VII Sunday of Easter – “A” – June 1, 2014
The setting of today’s Gospel is the Last Supper, Earlier, Jesus had predicted that He would be betrayed; Judas had gone out, ultimately to betray Him, and “night had fallen.” Now the “hour has come,” and Jesus prays what is often known as His “priestly prayer.” He prays that the Father may glorify Him and that He may glorify the Father. The “hour of glorification” is that of His crucufixion, death and resurrection, by which He brings about the salvation of the world.

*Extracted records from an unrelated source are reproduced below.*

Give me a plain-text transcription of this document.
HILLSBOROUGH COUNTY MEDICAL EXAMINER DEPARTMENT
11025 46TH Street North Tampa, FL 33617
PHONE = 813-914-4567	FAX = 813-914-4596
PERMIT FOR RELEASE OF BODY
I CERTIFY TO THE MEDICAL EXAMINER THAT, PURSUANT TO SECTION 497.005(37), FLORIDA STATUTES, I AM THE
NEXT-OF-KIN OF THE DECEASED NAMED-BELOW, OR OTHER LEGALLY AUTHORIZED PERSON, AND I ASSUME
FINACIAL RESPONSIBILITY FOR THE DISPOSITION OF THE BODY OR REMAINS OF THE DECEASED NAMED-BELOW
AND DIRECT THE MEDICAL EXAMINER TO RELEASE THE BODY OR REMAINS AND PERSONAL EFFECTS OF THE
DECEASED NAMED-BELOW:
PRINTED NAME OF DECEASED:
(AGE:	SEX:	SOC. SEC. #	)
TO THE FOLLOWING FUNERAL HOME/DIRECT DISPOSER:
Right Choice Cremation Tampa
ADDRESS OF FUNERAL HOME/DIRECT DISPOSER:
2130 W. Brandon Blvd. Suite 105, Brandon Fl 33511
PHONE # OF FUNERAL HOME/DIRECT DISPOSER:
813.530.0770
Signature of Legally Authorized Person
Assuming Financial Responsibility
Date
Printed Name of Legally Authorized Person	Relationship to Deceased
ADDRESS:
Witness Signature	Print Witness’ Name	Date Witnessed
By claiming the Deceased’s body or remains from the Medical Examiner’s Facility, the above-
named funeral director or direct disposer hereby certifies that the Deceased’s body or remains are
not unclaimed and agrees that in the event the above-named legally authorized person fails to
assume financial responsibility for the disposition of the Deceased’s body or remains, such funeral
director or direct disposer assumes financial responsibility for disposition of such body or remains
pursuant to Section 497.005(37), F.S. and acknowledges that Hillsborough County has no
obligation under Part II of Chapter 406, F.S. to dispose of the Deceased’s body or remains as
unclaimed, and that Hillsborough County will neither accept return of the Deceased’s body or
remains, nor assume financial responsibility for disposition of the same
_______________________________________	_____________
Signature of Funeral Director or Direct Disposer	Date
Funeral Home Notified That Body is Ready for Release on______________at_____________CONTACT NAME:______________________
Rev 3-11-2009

Jesus, the only begotten Son of the Father, having by His own life on earth revealed the meaning of eternal life and the love of the Father, prays that the Father will glorify Him in His disciples, that is, the Church; it is a prayer that foretells the gift of the Spirit.

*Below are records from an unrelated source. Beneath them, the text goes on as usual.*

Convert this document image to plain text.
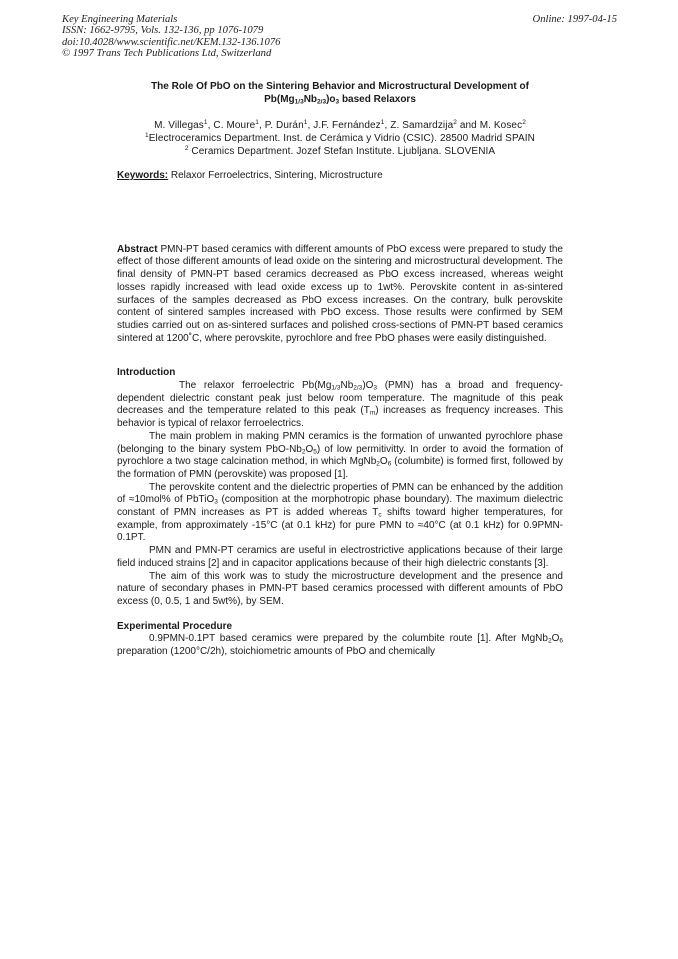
Key Engineering Materials
ISSN: 1662-9795, Vols. 132-136, pp 1076-1079
doi:10.4028/www.scientific.net/KEM.132-136.1076
© 1997 Trans Tech Publications Ltd, Switzerland
Online: 1997-04-15
The Role Of PbO on the Sintering Behavior and Microstructural Development of
$Pb(Mg_{1/3}Nb_{2/3})o_3$ based Relaxors
M. Villegas$^1$, C. Moure$^1$, P. Durán$^1$, J.F. Fernández$^1$, Z. Samardzija$^2$ and M. Kosec$^2$
$^1$Electroceramics Department. Inst. de Cerámica y Vidrio (CSIC). 28500 Madrid SPAIN
$^2$ Ceramics Department. Jozef Stefan Institute. Ljubljana. SLOVENIA
Keywords: Relaxor Ferroelectrics, Sintering, Microstructure
Abstract PMN-PT based ceramics with different amounts of PbO excess were prepared to study the effect of those different amounts of lead oxide on the sintering and microstructural development. The final density of PMN-PT based ceramics decreased as PbO excess increased, whereas weight losses rapidly increased with lead oxide excess up to 1wt%. Perovskite content in as-sintered surfaces of the samples decreased as PbO excess increases. On the contrary, bulk perovskite content of sintered samples increased with PbO excess. Those results were confirmed by SEM studies carried out on as-sintered surfaces and polished cross-sections of PMN-PT based ceramics sintered at 1200˚C, where perovskite, pyrochlore and free PbO phases were easily distinguished.
Introduction

The relaxor ferroelectric $Pb(Mg_{1/3}Nb_{2/3})O_3$ (PMN) has a broad and frequency-dependent dielectric constant peak just below room temperature. The magnitude of this peak decreases and the temperature related to this peak $(T_m)$ increases as frequency increases. This behavior is typical of relaxor ferroelectrics.

The main problem in making PMN ceramics is the formation of unwanted pyrochlore phase (belonging to the binary system PbO-$Nb_2O_5$) of low permitivitty. In order to avoid the formation of pyrochlore a two stage calcination method, in which $MgNb_2O_6$ (columbite) is formed first, followed by the formation of PMN (perovskite) was proposed [1].

The perovskite content and the dielectric properties of PMN can be enhanced by the addition of ≈10mol% of PbTiO$_3$ (composition at the morphotropic phase boundary). The maximum dielectric constant of PMN increases as PT is added whereas $T_c$ shifts toward higher temperatures, for example, from approximately -15°C (at 0.1 kHz) for pure PMN to ≈40°C (at 0.1 kHz) for 0.9PMN-0.1PT.

PMN and PMN-PT ceramics are useful in electrostrictive applications because of their large field induced strains [2] and in capacitor applications because of their high dielectric constants [3].

The aim of this work was to study the microstructure development and the presence and nature of secondary phases in PMN-PT based ceramics processed with different amounts of PbO excess (0, 0.5, 1 and 5wt%), by SEM.

Experimental Procedure

0.9PMN-0.1PT based ceramics were prepared by the columbite route [1]. After $MgNb_2O_6$ preparation (1200°C/2h), stoichiometric amounts of PbO and chemically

Jesus’ prediction that one of His disciples would betray Him is the subject of Leonardo da Vinci’s masterpiece The Last Supper. The artist captures the vibrancy of the disciples’ emotions and reactions so wonderfully that he seems to present in reality the drama of the scene, though it is the product of his imagination. The upper room appears as an extension of the Dominican refectory in Milan where the painting is located. Originally, the tapestries in the picture would have reproduced 15th century Italian embroidery, painted in exquisite deatil. Another master painter, Veronese, transforms the Last Suppe into a sumptous Venetian banquet where, gathered with Jesus and the disciples, are a jester with a parrot, dwarfs and dogs. In both of these paintings, though, we do not see the Last Supper as it really was – each artist in different ways brings the past into his own time. Sometimes people are said to “live in the past,” which can mean that they have not adjusted to present-day life or cannot free themselves from unhappy memories. Just remembering the past is different, for remembering it helps us to live in and for the present. The people of Israel remembered the dark times when they had been beyond the help of any human power, yet help had come from God. In particular, they remembered the Exodus, their passage from slavery to freedom, and they brought their remembrance into the present with the Passover. At the Last Supper Christ instituted the Eucharist, a new Passover but more than just a remembrance. No artist could portray the reality of the bread and wine transformed into the body and blood of Christ; but we experience that reality today.